If a 7 kg bowling ball is lifted 2 m into the air and dropped, what speed will it strike the ground? (

Physics

1 answer:

Naily [24]2 years ago

4 0

Answer:

6.32m/s

Explanation:

note:Now these calculations are based in the fact that acc. due to gravity is 10m/s²

okay so I'm thinking you think the speed of a body depends on the mass of the body also,umh... well it doesn't at all!

when two bodies of different masses fall from the same height,they fall at the same time( this is just to say)
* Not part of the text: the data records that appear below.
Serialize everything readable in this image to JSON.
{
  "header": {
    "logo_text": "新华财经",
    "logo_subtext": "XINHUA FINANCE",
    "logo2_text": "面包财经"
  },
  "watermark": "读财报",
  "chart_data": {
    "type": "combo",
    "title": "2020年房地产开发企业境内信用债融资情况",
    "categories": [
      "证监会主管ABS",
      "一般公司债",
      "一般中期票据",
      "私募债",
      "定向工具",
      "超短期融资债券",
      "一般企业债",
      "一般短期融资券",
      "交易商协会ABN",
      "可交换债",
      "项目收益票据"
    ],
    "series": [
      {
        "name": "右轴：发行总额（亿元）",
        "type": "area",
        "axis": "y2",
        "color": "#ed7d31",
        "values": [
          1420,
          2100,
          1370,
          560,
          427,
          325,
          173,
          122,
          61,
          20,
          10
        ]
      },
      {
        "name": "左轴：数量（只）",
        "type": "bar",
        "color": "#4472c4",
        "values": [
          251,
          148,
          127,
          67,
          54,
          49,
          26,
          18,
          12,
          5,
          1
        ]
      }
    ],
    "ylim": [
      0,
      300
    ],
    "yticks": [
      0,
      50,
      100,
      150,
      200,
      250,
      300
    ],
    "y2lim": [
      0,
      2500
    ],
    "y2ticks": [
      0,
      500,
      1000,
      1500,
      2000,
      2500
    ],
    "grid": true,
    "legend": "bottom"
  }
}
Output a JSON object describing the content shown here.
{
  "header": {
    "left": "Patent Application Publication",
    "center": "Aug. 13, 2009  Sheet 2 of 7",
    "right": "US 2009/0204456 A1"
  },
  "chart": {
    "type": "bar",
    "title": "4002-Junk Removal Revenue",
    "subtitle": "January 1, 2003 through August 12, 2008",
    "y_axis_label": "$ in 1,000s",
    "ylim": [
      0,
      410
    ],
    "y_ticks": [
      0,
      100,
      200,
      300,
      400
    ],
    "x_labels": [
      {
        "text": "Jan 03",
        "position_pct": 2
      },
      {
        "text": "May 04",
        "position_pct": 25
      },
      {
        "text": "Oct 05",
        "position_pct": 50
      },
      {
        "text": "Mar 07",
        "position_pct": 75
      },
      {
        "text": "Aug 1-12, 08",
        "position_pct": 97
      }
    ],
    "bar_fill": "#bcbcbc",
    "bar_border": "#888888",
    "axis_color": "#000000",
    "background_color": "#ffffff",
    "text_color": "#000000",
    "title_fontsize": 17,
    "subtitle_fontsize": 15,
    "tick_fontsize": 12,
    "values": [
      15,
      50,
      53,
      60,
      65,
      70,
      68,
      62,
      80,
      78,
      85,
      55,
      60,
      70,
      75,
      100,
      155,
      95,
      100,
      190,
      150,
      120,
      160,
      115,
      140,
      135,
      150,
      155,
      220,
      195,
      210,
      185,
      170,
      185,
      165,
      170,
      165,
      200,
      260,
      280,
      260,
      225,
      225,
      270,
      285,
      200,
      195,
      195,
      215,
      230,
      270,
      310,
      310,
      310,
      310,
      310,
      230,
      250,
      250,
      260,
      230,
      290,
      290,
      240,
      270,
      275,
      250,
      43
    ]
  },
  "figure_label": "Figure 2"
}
now enough of the talking let solve....

so the ball was dropped .ie from rest to the ground through a distance of 2m,

the formula for calculating the distance if a body moving in a straight line is given by:

S=ut + ½at² where u is initial velocity, a is acceleration ( of the body or due to gravity, but since its falling freely under the influence of gravity its " we use the acceleration due to gravity ,which is 10m/s²) and t is the time taken to cover the distance.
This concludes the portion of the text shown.